Up to several thousand civilians were killed in a maniacal display of firepower, a practice run for the upcoming US war on Iraq. For his part, Panamanian leader and former US ally Manuel Noriega surrendered to US forces on January 3, 1990, after staying at the Vatican embassy in Panama City deeply disturbed by a playlist of musical torture blasts from the US tanks parked outside. Among the songs chosen were “God Bless the USA” by Lee Greenwood and “Wanted Dead or Alive” by Bon Jovi.
Noriega was transferred to Miami to face drug trafficking and other charges – not to mention his long history on the CIA payroll despite full US knowledge of narco operations. At the same time the removal was a means of much more involvement in the international drug trade by the ruling class of Panama.
Just call it “amazing generosity”.
In terms of an earlier impulse of generosity, the US from 1903 to 1979 presided over a de facto colony called the Panama Canal Zone, which included a large portion of Panamanian territory and maintained a system of racial segregation that continued even after these things. was officially abolished in the US proper.

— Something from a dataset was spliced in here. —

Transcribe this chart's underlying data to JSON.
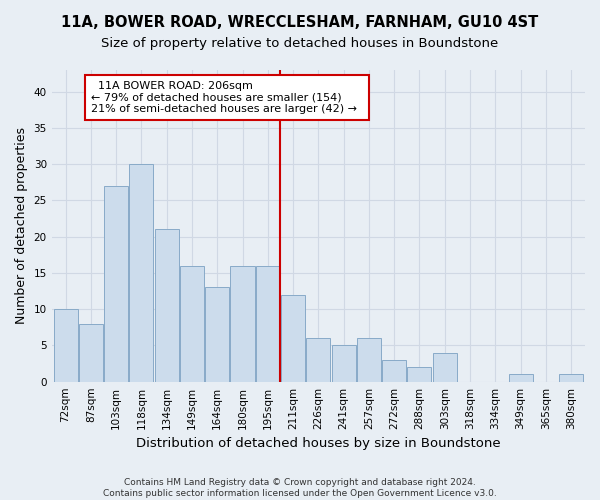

The Canal Zone also hosted all kinds of US military bases and other institutions such as the famous American Military School, attended by many Latin American dictators and death squad leaders as well as Noriega himself.

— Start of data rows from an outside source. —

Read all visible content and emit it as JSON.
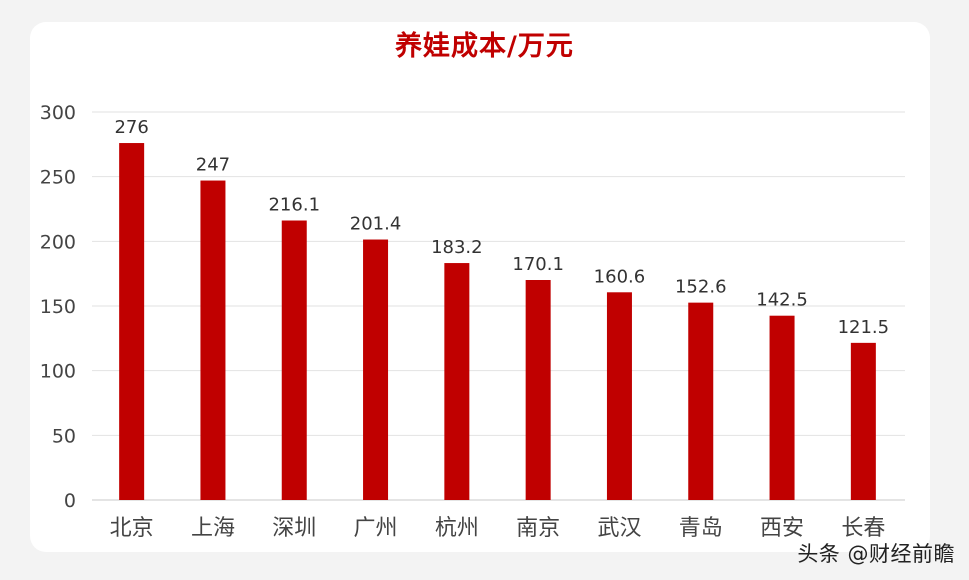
{
  "chart_data": {
    "type": "bar",
    "title": "养娃成本/万元",
    "categories": [
      "北京",
      "上海",
      "深圳",
      "广州",
      "杭州",
      "南京",
      "武汉",
      "青岛",
      "西安",
      "长春"
    ],
    "values": [
      276,
      247,
      216.1,
      201.4,
      183.2,
      170.1,
      160.6,
      152.6,
      142.5,
      121.5
    ],
    "value_labels": [
      "276",
      "247",
      "216.1",
      "201.4",
      "183.2",
      "170.1",
      "160.6",
      "152.6",
      "142.5",
      "121.5"
    ],
    "ylim": [
      0,
      300
    ],
    "yticks": [
      0,
      50,
      100,
      150,
      200,
      250,
      300
    ],
    "grid": true,
    "legend": "none",
    "bar_color": "#c00000"
  },
  "watermark": "头条 @财经前瞻"
}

The United States completed construction of the Panama Canal in 1914—an undertaking that claimed thousands of lives and relied heavily on dark-skinned labor and chain gang servitude. An exercise in world leadership rather than “generosity”, building the canal began under US President Theodore Roosevelt, who was happy with the idea that the canal was “the way vital – essential – to the global destiny of the people. United States of America”, as historian David McCullough notes in his book The Path Between the Seas: The Creation of the Panama Canal, 1870-1914.

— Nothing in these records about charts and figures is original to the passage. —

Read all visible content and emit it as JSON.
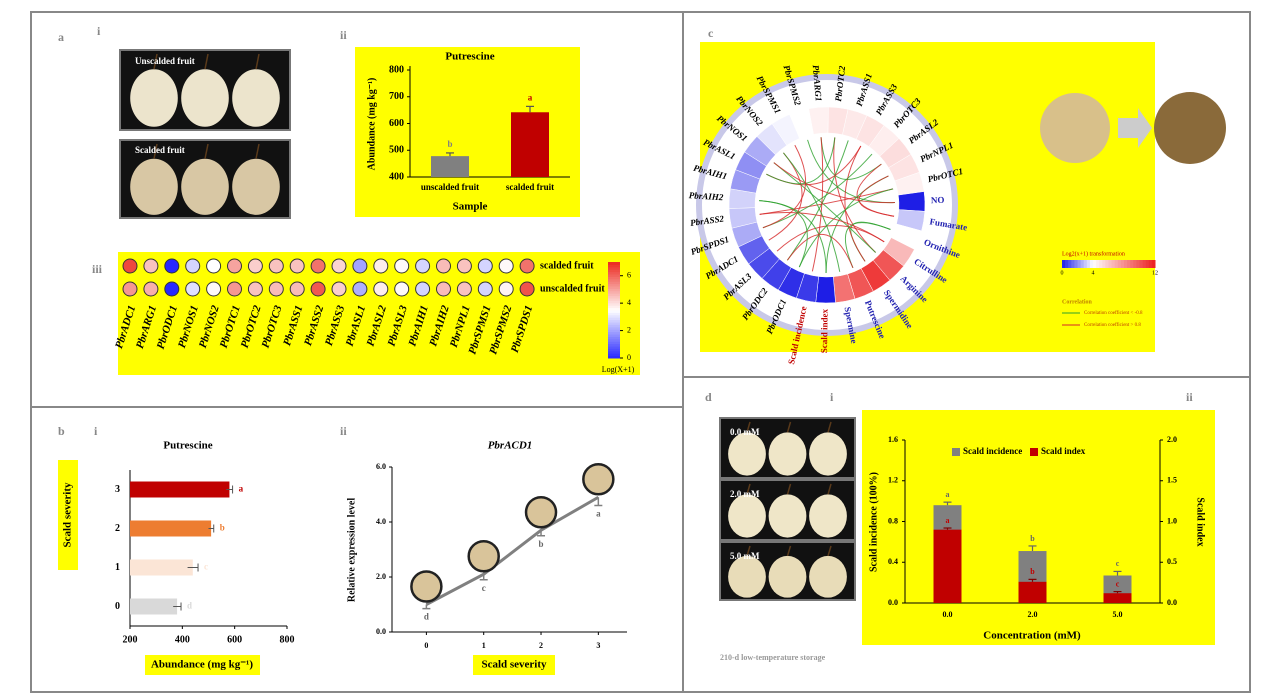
{
  "labels": {
    "a": "a",
    "a_i": "i",
    "a_ii": "ii",
    "a_iii": "iii",
    "b": "b",
    "b_i": "i",
    "b_ii": "ii",
    "c": "c",
    "d": "d",
    "d_i": "i",
    "d_ii": "ii"
  },
  "photos": {
    "unscalded": "Unscalded fruit",
    "scalded": "Scalded fruit",
    "doses": [
      "0.0 mM",
      "2.0 mM",
      "5.0 mM"
    ],
    "storage": "210-d low-temperature storage"
  },
  "chart_data": [
    {
      "type": "bar",
      "title": "Putrescine",
      "categories": [
        "unscalded fruit",
        "scalded fruit"
      ],
      "values": [
        478,
        642
      ],
      "errors": [
        12,
        22
      ],
      "letters": [
        "b",
        "a"
      ],
      "colors": [
        "#808080",
        "#c00000"
      ],
      "ylim": [
        400,
        800
      ],
      "yticks": [
        400,
        500,
        600,
        700,
        800
      ],
      "y_label": "Abundance (mg kg⁻¹)",
      "x_label": "Sample"
    },
    {
      "type": "heatmap",
      "rows": [
        "scalded fruit",
        "unscalded fruit"
      ],
      "columns": [
        "PbrADC1",
        "PbrARG1",
        "PbrODC1",
        "PbrNOS1",
        "PbrNOS2",
        "PbrOTC1",
        "PbrOTC2",
        "PbrOTC3",
        "PbrASS1",
        "PbrASS2",
        "PbrASS3",
        "PbrASL1",
        "PbrASL2",
        "PbrASL3",
        "PbrAIH1",
        "PbrAIH2",
        "PbrNPL1",
        "PbrSPMS1",
        "PbrSPMS2",
        "PbrSPDS1"
      ],
      "values": [
        [
          6.5,
          4.5,
          0,
          2.8,
          3.5,
          5.0,
          4.3,
          4.5,
          4.5,
          5.8,
          4.2,
          2.0,
          3.8,
          3.6,
          2.8,
          4.6,
          4.5,
          2.8,
          3.6,
          5.8
        ],
        [
          5.2,
          4.8,
          0,
          3.0,
          3.6,
          5.2,
          4.5,
          4.6,
          4.6,
          6.2,
          4.3,
          2.2,
          3.8,
          3.6,
          2.8,
          4.6,
          4.5,
          2.8,
          3.7,
          6.3
        ]
      ],
      "zlim": [
        0,
        7
      ],
      "zticks": [
        0,
        2,
        4,
        6
      ],
      "colorbar_label": "Log(X+1)"
    },
    {
      "type": "hbar",
      "title": "Putrescine",
      "categories": [
        "0",
        "1",
        "2",
        "3"
      ],
      "values": [
        380,
        440,
        510,
        580
      ],
      "errors": [
        15,
        20,
        10,
        12
      ],
      "letters": [
        "d",
        "c",
        "b",
        "a"
      ],
      "colors": [
        "#d9d9d9",
        "#fbe5d6",
        "#ed7d31",
        "#c00000"
      ],
      "xlim": [
        200,
        800
      ],
      "xticks": [
        200,
        400,
        600,
        800
      ],
      "x_label": "Abundance (mg kg⁻¹)",
      "y_label": "Scald severity"
    },
    {
      "type": "line",
      "title": "PbrACD1",
      "x": [
        0,
        1,
        2,
        3
      ],
      "values": [
        1.0,
        2.1,
        3.7,
        4.9
      ],
      "errors": [
        0.15,
        0.2,
        0.2,
        0.3
      ],
      "letters": [
        "d",
        "c",
        "b",
        "a"
      ],
      "color": "#808080",
      "xlim": [
        -0.6,
        3.5
      ],
      "xticks": [
        0,
        1,
        2,
        3
      ],
      "ylim": [
        0,
        6
      ],
      "yticks": [
        {
          "value": 0,
          "label": "0.0"
        },
        {
          "value": 2,
          "label": "2.0"
        },
        {
          "value": 4,
          "label": "4.0"
        },
        {
          "value": 6,
          "label": "6.0"
        }
      ],
      "x_label": "Scald severity",
      "y_label": "Relative expression level"
    },
    {
      "type": "circos",
      "categories": [
        "PbrARG1",
        "PbrOTC2",
        "PbrASS1",
        "PbrASS3",
        "PbrOTC3",
        "PbrASL2",
        "PbrNPL1",
        "PbrOTC1",
        "NO",
        "Fumarate",
        "Ornithine",
        "Citrulline",
        "Arginine",
        "Spermidine",
        "Putrescine",
        "Spermine",
        "Scald index",
        "Scald incidence",
        "PbrODC1",
        "PbrODC2",
        "PbrASL3",
        "PbrADC1",
        "PbrSPDS1",
        "PbrASS2",
        "PbrAIH2",
        "PbrAIH1",
        "PbrASL1",
        "PbrNOS1",
        "PbrNOS2",
        "PbrSPMS1",
        "PbrSPMS2"
      ],
      "values": [
        4.5,
        5,
        4.8,
        5,
        4.6,
        5.2,
        5,
        4.5,
        0,
        3,
        4,
        6.5,
        10,
        11,
        10,
        9,
        0,
        0.5,
        0.3,
        0.6,
        0.8,
        1.2,
        2.5,
        3,
        3.2,
        2.2,
        2,
        2.5,
        3.5,
        3.8,
        4
      ],
      "label_colors": [
        "#000",
        "#000",
        "#000",
        "#000",
        "#000",
        "#000",
        "#000",
        "#000",
        "#2020b0",
        "#2020b0",
        "#2020b0",
        "#2020b0",
        "#2020b0",
        "#2020b0",
        "#2020b0",
        "#2020b0",
        "#c00000",
        "#c00000",
        "#000",
        "#000",
        "#000",
        "#000",
        "#000",
        "#000",
        "#000",
        "#000",
        "#000",
        "#000",
        "#000",
        "#000",
        "#000"
      ],
      "colorbar_label": "Log2(x+1) transformation",
      "zticks": [
        0,
        4,
        12
      ],
      "legend_title": "Correlation",
      "links": [
        {
          "name": "Correlation coefficient < -0.8",
          "color": "#2ca02c"
        },
        {
          "name": "Correlation coefficient > 0.8",
          "color": "#d62728"
        }
      ]
    },
    {
      "type": "dualbar",
      "categories": [
        "0.0",
        "2.0",
        "5.0"
      ],
      "series": [
        {
          "name": "Scald incidence",
          "color": "#808080",
          "values": [
            0.96,
            0.51,
            0.27
          ],
          "errors": [
            0.03,
            0.05,
            0.04
          ],
          "letters": [
            "a",
            "b",
            "c"
          ]
        },
        {
          "name": "Scald index",
          "color": "#c00000",
          "axis": "y2",
          "values": [
            0.9,
            0.26,
            0.12
          ],
          "errors": [
            0.02,
            0.03,
            0.02
          ],
          "letters": [
            "a",
            "b",
            "c"
          ]
        }
      ],
      "ylim": [
        0,
        1.6
      ],
      "yticks": [
        {
          "value": 0,
          "label": "0.0"
        },
        {
          "value": 0.4,
          "label": "0.4"
        },
        {
          "value": 0.8,
          "label": "0.8"
        },
        {
          "value": 1.2,
          "label": "1.2"
        },
        {
          "value": 1.6,
          "label": "1.6"
        }
      ],
      "y2lim": [
        0,
        2
      ],
      "y2ticks": [
        {
          "value": 0,
          "label": "0.0"
        },
        {
          "value": 0.5,
          "label": "0.5"
        },
        {
          "value": 1,
          "label": "1.0"
        },
        {
          "value": 1.5,
          "label": "1.5"
        },
        {
          "value": 2,
          "label": "2.0"
        }
      ],
      "x_label": "Concentration (mM)",
      "y_label": "Scald incidence (100%)",
      "y2_label": "Scald index",
      "legend": "top"
    }
  ]
}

When Roosevelt took the presidency in 1901, Panama still belonged to Colombia, but the negotiations between the Colombian government and the US about the proposed canal were not so smooth. And voila: the new country of Panama was born like that in 1903, with midwives from Roosevelt and more than happy to surrender a piece of his land as well as national sovereignty to the US.
As John Weeks and Phil Gunson put it in their book Panama: Made in the USA, the country was “carved out of the heart of Latin America to serve the goals of a foreign power”. And to this day, Panama is engraved with scars. One freeway in Panama City is still named after Roosevelt, although Fourth of July Avenue was renamed Martyrs' Avenue in honor of the victims of the January 1964 flag riots. On that particular occasion, US forces killed around killed 21 people after Panamanian students tried to raise their flag next to the US at a Canal Zone high school.
As it happens, Trump has his own connection to the Panama City landscape in the form of a luxury waterfront condo formerly known as the Trump Ocean Club International Hotel and Tower and still on known locally as “.the Trump” despite removing his last name from the sign. In 2017, NBC reported that the Trump Organization had licensed its name to the 70-story building, which was “riddled with ties to drug money and international organized crime.”
That said, it's not like Panama is an issue that has ever kept Trump up at night. Instead, the sudden threats to reclaim the Panama Canal are just part of the president's “America First” approach to lulling his fan base into a delirium of entitlement. – all with the help of barriers to US “generosity”.
As if America is already “first” in terms of worldwide damage. But, hey, when you're the world's leading imperial power, you get to have your cake and be the victim too.
McCullough writes how Colombian diplomat Dr. José Vicente Concha, amid the failed canal negotiations in Washington in 1902, made the following comments to his gringo peers: “The desire to give show themselves, as a Nation, respecting the rights of others. forcing these gentlemen to eat a little with their prey before they eat it, although all is said and done, they will do so in one way or another.”
And while Trump can hardly be bothered to build respect, the United States has certainly not lost the desire to play with its prey.
The views expressed in this article are those of the author and do not necessarily reflect the editorial position of Al Jazeera.